On Apr 5, 2012, doglover from Lilburn, GA (Zone 7b) wrote:

I love this rose in all aspects except she only blooms in spring. She is own-root, so perhaps that is the problem. If she were grafted onto china stock, perhaps she would have repeat bloom. She will pop a blossom or two here and there in summer, but perhaps our ATL summers are just too hot for constant rebloom. Either that or the root stock issue. I would like to try a grafted one to see if that solves my rebloom problem.


On Jul 23, 2009, olmane from Marion, NC wrote:

I just planted one of these about a month or so ago (own-root). It's grown about a foot and already has one bloom that will be open in a day or so! I can't wait to see what this thing is going to do next spring! I have it in the back yard where it gets morning sun only and it seems to be doing extremely well.


On Jan 10, 2006, Moonglow from Corte Madera, CA wrote:

I planted mine summer of 2005 bareroot. Grew up and sideways. I love the foliage, although it's naked now (winter). Can't wait for it to creep this year, on it's second....then leap on its third.

I don't think it slept on its first year though. The longest canes reached 6' and i love how it's arching.


On Feb 28, 2005, nevadagdn from Sparks, NV (Zone 7a) wrote:

I haven't seen blooms yet, because I just planted a small own-root plant last spring. It came through the winter looking like it's ready to eat the fence, the Virginia Creeper and small animals. That was the general plan.


On Feb 28, 2003, bettygiesel from Melrose, FL wrote:

In north Florida it repeatedly blooms in flushes until the weather gets too cold. It is very large--mine is trained the length of a 25 foot wing of the house. It needs pruning at least 3 times a year--removing the "telephone poles" down to a few buds. In retrospect, I would recommend stopping growth of young bushes to encourage lower growth to avoid bareness at the bottom of the bush.


On Jul 27, 2002, Roselaine from North Vancouver, BC (Zone 8a) wrote:

I have been growing this climber, now for over 22 yrs. and her performance as far as bloom output is so very generous! She is susceptible to a little blackspot as most Noisettes are. These climbers in my garden, zone 8a on the West Coast of Canada are close to 25-30' long...I have always recommended this particular rose for a new rose grower starting out!!!! Elaine (She was hybridized in France by J. Schwartz******* parentage unknown)

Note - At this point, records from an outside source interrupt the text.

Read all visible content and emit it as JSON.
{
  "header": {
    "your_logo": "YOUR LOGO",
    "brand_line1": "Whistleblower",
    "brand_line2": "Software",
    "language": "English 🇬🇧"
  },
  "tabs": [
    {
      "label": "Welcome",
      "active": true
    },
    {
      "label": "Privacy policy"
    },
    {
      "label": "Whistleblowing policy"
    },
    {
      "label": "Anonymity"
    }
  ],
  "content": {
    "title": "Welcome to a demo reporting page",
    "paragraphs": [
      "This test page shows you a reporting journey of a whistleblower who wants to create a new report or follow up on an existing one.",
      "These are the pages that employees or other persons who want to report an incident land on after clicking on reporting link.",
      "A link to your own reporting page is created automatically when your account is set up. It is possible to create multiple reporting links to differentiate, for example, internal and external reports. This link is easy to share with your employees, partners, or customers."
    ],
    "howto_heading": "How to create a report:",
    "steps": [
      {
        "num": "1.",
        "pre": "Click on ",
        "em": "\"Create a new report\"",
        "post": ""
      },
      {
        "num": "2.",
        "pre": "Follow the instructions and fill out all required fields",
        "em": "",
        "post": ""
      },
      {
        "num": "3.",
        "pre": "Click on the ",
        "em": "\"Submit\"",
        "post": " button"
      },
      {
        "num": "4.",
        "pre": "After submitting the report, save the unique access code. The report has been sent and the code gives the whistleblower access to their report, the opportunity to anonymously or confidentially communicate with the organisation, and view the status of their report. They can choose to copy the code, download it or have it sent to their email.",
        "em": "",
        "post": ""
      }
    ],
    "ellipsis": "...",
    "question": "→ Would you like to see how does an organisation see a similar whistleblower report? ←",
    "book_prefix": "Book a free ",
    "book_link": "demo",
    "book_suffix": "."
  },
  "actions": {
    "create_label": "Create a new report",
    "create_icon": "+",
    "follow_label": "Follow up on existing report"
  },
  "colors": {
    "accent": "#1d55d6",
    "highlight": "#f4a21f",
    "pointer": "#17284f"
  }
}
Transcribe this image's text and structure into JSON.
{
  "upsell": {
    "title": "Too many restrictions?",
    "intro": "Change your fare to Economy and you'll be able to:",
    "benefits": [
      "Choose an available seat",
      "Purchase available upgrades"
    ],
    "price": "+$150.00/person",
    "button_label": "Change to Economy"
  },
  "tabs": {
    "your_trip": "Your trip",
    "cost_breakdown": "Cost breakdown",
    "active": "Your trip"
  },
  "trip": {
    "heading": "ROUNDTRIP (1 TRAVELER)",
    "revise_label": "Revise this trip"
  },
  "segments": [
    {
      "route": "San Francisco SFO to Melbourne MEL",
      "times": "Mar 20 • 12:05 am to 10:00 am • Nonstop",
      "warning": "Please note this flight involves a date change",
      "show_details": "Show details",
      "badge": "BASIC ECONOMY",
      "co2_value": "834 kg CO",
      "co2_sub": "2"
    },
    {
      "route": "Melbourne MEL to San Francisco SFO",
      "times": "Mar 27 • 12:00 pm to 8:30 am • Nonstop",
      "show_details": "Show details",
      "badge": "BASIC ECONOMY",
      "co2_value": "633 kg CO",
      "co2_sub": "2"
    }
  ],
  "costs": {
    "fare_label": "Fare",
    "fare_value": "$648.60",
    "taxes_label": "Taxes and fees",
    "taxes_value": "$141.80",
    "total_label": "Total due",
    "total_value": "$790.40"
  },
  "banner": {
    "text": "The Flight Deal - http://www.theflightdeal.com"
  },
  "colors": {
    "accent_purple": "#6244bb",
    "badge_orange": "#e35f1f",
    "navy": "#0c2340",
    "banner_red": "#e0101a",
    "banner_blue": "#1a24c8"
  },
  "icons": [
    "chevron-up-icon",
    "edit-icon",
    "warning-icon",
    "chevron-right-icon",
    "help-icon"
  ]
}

On Feb 13, 2001, Grits from Pineville, LA (Zone 8b) wrote:

1879 12-20' Flowers repeatedly. Zones 6-9
Climber or Shrub

Double, 3-4" blossoms of white, flushed with pale pink tightly curled petals in the center. Intensely fragrant, and more hardy than most of the Noisettes.

A graceful large shrub to plant at the top of a gentle slope, but equally good when used as a climber.

Constantly in bloom in milder climates, and a rose to admire in any planting. A good candidate for a tree climber.